En Turquie, l'inflation plombe la «  joie » du ramadan

  • "Nous sommes bien servis, mais ça ne remplace pas l'iftar à la maison. Il n'y avait pas autant de personnes les années précédentes", constate Huseyin Ozcan, qui a attendu plus d'une heure avant d'être servi
  • Le taux d'inflation en Turquie a dépassé 67% en février sur un an, selon les chiffres officiels - près du double selon un groupe d'économistes indépendants

ISTANBUL: Au coucher du soleil sur le Bosphore, la file s'allonge en attendant l'iftar, le repas de rupture du jeûne de ramadan offert par la municipalité d'Istanbul. Dans la foule des fidèles, beaucoup n'ont plus les moyens de le préparer chez eux.

"Nous sommes bien servis, mais ça ne remplace pas l'iftar à la maison. Il n'y avait pas autant de personnes les années précédentes", constate Huseyin Ozcan, qui a attendu plus d'une heure avant d'être servi.

C'est la première fois que ce retraité de 68 ans vient prendre son diner sous cette tente. Au menu: soupe de lentilles, épinards et pâtes.

"Avec ma pension, je n'ai plus de quoi préparer des repas comme lors des ramadans précédents. La nourriture coûte trop cher".
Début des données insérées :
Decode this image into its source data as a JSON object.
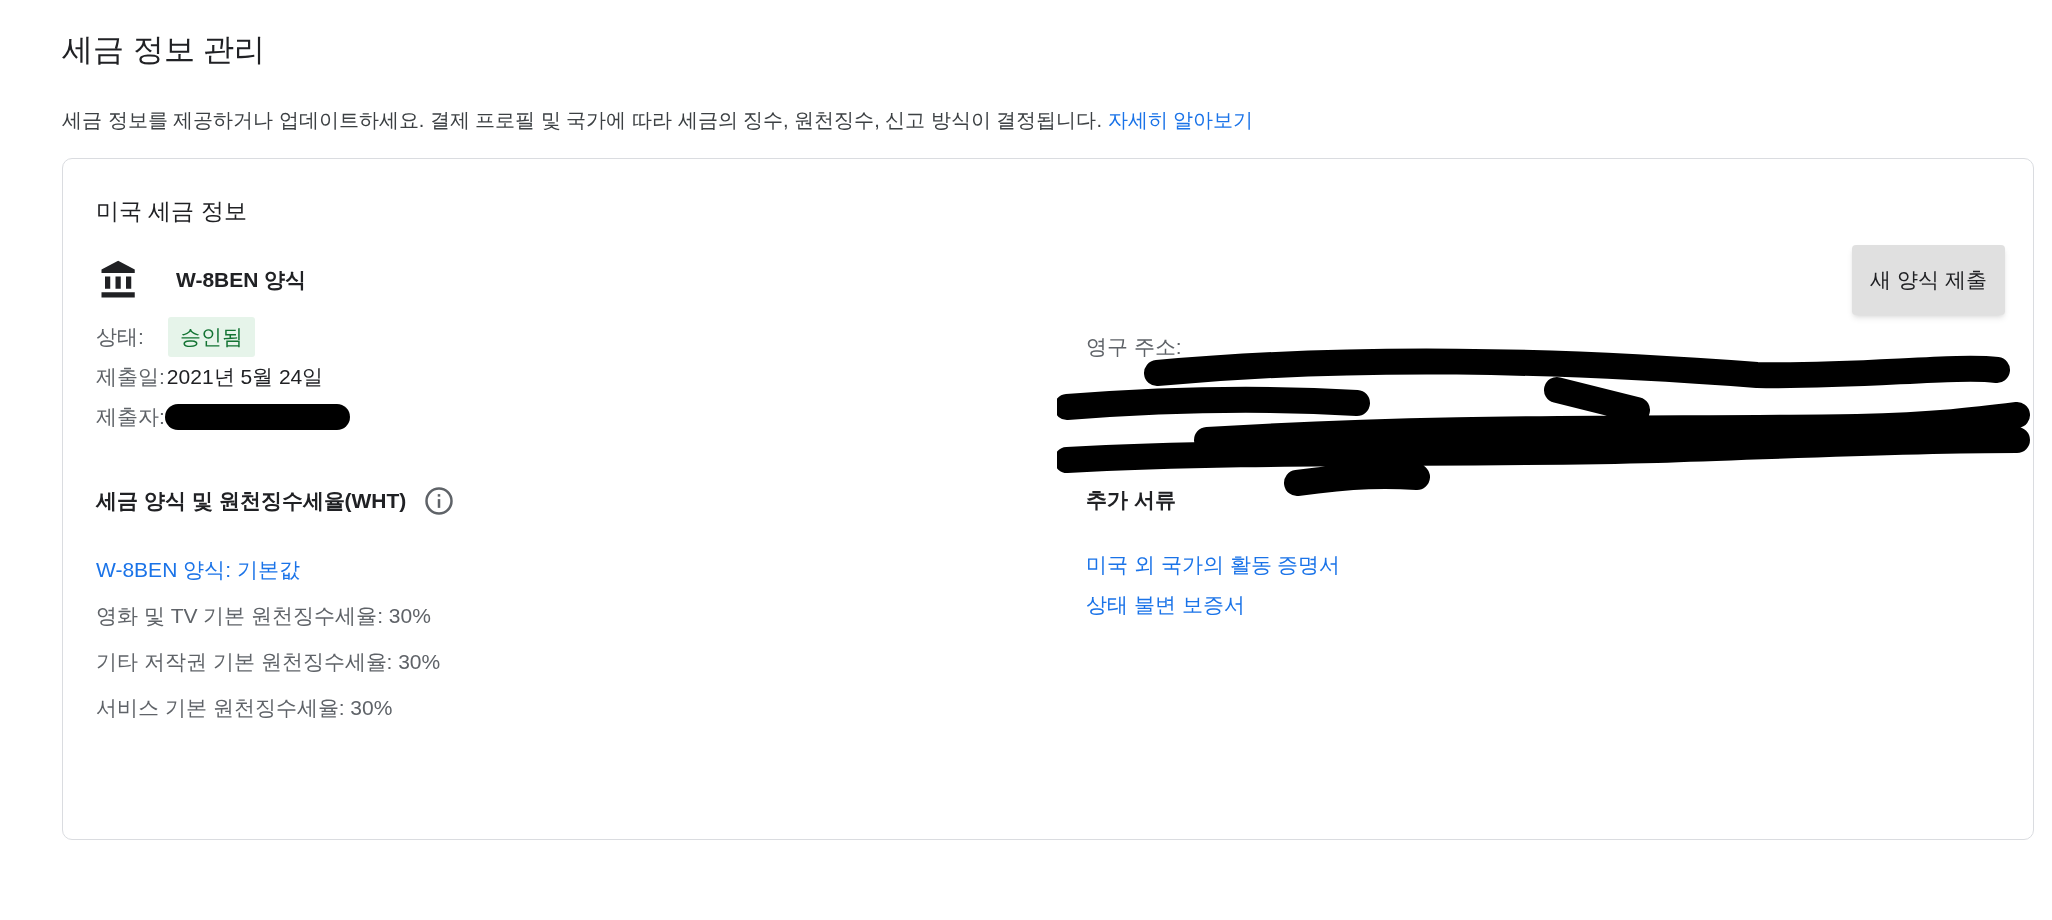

Le taux d'inflation en Turquie a dépassé 67% en février sur un an, selon les chiffres officiels - près du double selon un groupe d'économistes indépendants.

Cette flambée concerne tout particulièrement les denrées alimentaires, qui a atteint 72% en 2023.

L'Union des chambres d'agriculture de Turquie a relevé que "depuis le dernier mois de ramadan (en 2023), trente-huit produits alimentaires ont vu leur prix augmenter sur les marchés".

Dans le détail, cela donne +149% pour l'huile d'olive, devenue un luxe; +148% pour les abricots secs et +171% pour les figues sèches, un incontournable des tables de ramadan en Turquie.

« Pas la même joie »

Malgré les hausses régulières du salaire minimum - 17.000 livres turques (483 euros) - et des pensions de retraite pour compenser en partie cette envolée, l'inflation demeure un sujet brûlant à dix jours des élections municipales du 31 mars.

Le président Recep Tayyip Erdogan promet régulièrement le retour à une "inflation à un chiffre", alors que le pays est enfermé dans une spirale infernale d'inflation et de chute de sa monnaie depuis plusieurs années.

Dans les ruelles du Bazar aux épices, dans le quartier central d'Eminönü, les Stambouliotes cherchent les meilleurs prix pour leurs courses, espérant arracher une ristourne aux vendeurs.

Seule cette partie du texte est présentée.